With prestigious prize, an overshadowed CRISPR researcher wins the spotlight
http://www.sciencemag.org/news/2018/06/prestigious-prize-overshadowed-crispr-researcher-wins-spotlight
Late in the afternoon on 30 May, biochemist Virginijus Šikšnys received a phone call that is the stuff of a scientist’s dreams: The Norwegian Academy of Science and Letters informed him that he had won a prestigious award, the Kavli Prize, for his “seminal advances” in developing the revolutionary genome editor CRISPR-Cas9. For Šikšnys, who works at Vilnius University’s Institute of Biotechnology in Lithuania, the recognition was doubly sweet because his part in the discovery of CRISPR often has been overlooked. Šikšnys will share the $1 million award with two researchers who have received far more attention, Jennifer Doudna of the University of California (UC), Berkeley, and her collaborator, Emmanuelle Charpentier of the Max Planck Institute for Infection Biology in Berlin. Conspicuously absent from the award was another researcher who has enjoyed the CRISPR spotlight, chemist Feng Zhang of the Broad Institute in Cambridge, Massachusetts.
Šikšnys first showed that the CRISPR-Cas9 system, a bacterial immune mechanism, could be transferred from one bacterium to another.

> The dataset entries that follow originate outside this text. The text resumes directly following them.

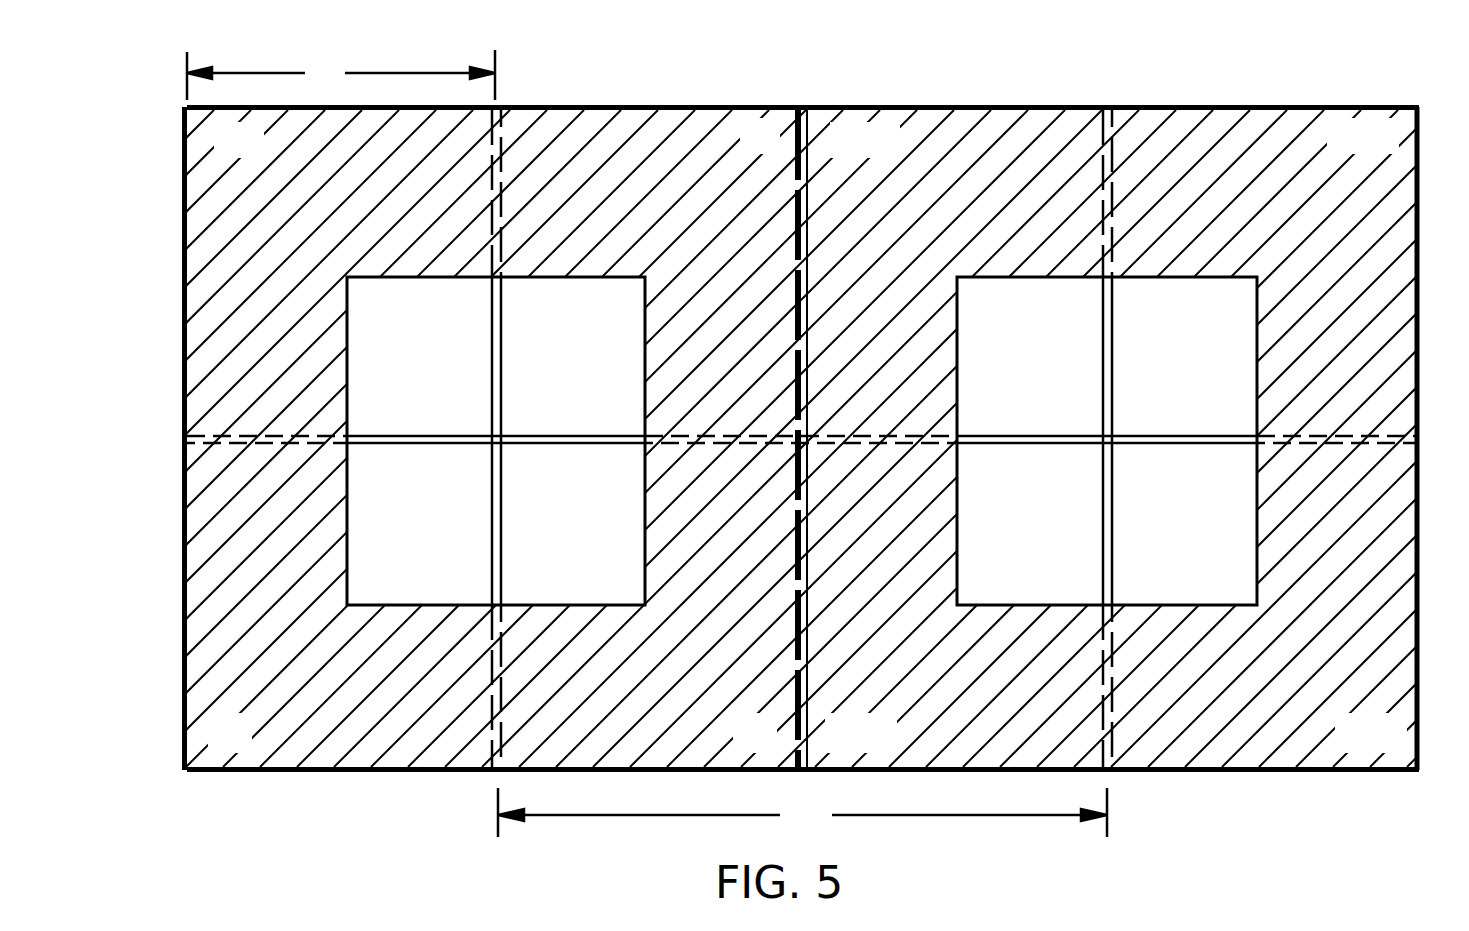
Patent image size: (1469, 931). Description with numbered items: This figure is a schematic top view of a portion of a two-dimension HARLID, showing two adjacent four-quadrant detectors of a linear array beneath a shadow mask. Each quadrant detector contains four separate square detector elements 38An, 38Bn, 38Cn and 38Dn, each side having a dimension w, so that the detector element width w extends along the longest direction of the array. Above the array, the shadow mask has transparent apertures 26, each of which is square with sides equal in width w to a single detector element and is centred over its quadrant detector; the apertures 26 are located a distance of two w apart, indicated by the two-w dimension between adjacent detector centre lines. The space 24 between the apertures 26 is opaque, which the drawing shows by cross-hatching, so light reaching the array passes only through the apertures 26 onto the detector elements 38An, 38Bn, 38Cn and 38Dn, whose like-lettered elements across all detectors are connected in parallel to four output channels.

The space between apertures 24 is at (905, 262).
The transparent aperture 26 is at (590, 275).
The detector element A of quadrant detector n 38An is at (187, 282).
The detector element B of quadrant detector n 38Bn is at (723, 108).
The detector element C of quadrant detector n 38Cn is at (187, 542).
The detector element D of quadrant detector n 38Dn is at (578, 768).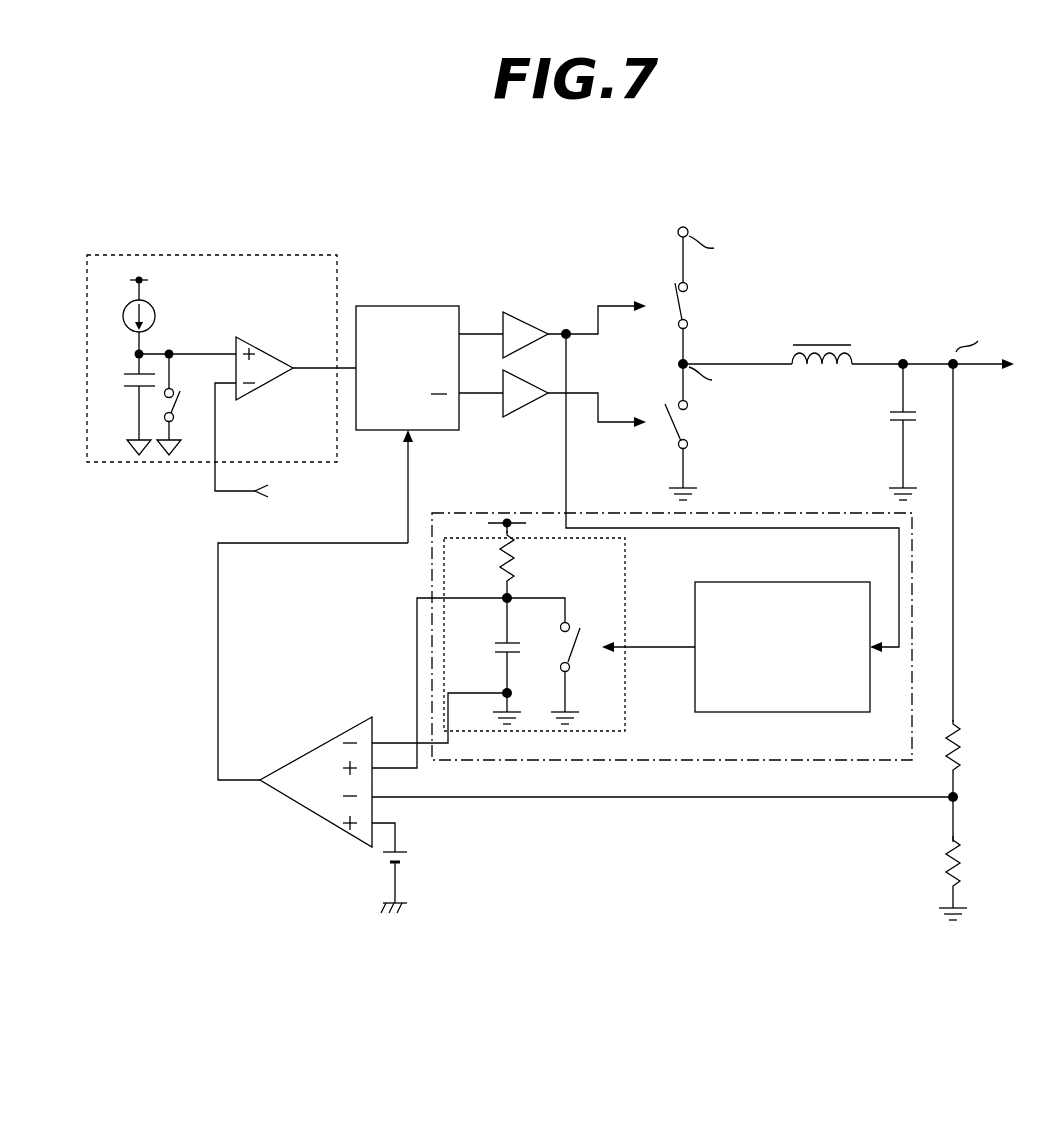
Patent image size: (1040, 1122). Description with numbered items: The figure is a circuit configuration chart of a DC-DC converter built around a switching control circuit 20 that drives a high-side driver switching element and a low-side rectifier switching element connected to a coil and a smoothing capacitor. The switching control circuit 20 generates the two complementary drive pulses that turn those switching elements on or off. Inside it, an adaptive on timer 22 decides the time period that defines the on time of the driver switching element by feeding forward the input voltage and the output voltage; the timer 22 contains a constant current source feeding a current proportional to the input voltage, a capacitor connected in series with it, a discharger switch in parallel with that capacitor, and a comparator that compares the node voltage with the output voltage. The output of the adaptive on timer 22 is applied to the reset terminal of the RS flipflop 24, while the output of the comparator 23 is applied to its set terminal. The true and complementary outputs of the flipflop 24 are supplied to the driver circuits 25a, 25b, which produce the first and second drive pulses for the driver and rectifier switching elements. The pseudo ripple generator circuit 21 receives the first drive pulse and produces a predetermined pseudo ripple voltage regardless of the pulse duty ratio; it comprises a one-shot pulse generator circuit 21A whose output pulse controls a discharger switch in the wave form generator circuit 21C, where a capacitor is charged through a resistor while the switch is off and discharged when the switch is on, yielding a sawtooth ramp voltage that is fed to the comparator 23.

The switching control circuit 20 is at (480, 203).
The pseudo ripple generator circuit 21 is at (431, 567).
The one-shot pulse generator circuit 21A is at (777, 714).
The wave form generator circuit 21C is at (628, 553).
The adaptive on timer 22 is at (148, 465).
The comparator 23 is at (313, 818).
The RS flipflop 24 is at (400, 305).
The driver circuit 25a is at (526, 313).
The driver circuit 25b is at (521, 419).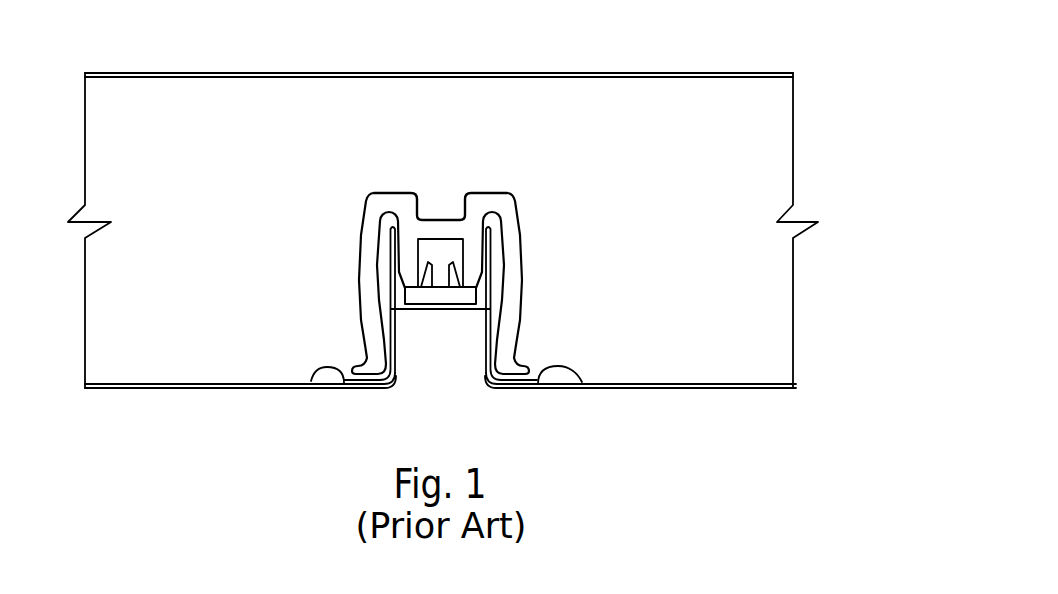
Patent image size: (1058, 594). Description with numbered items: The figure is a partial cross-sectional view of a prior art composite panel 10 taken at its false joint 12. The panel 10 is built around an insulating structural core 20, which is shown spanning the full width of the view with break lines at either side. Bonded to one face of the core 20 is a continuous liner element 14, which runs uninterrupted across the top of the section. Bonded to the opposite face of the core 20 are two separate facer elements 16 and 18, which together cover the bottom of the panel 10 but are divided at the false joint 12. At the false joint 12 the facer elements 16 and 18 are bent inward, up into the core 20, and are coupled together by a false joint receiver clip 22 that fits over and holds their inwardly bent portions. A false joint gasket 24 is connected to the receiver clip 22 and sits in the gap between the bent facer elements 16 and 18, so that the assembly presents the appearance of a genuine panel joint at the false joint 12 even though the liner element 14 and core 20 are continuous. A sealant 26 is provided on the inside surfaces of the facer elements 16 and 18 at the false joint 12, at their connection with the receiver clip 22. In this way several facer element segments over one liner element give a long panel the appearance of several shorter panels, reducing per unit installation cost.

He also independently made the same advance as Doudna and Charpentier: developing a way to steer the CRISPR-Cas9 complex to specific targets on a genome, which he called “directed DNA surgery.” Zhang’s group made its mark by building on these findings and publishing evidence that CRISRP-Cas9 could work in mammalian systems, including humans—which has been the centerpiece of a prolonged patent battle between the Broad group and what’s known as the UC team.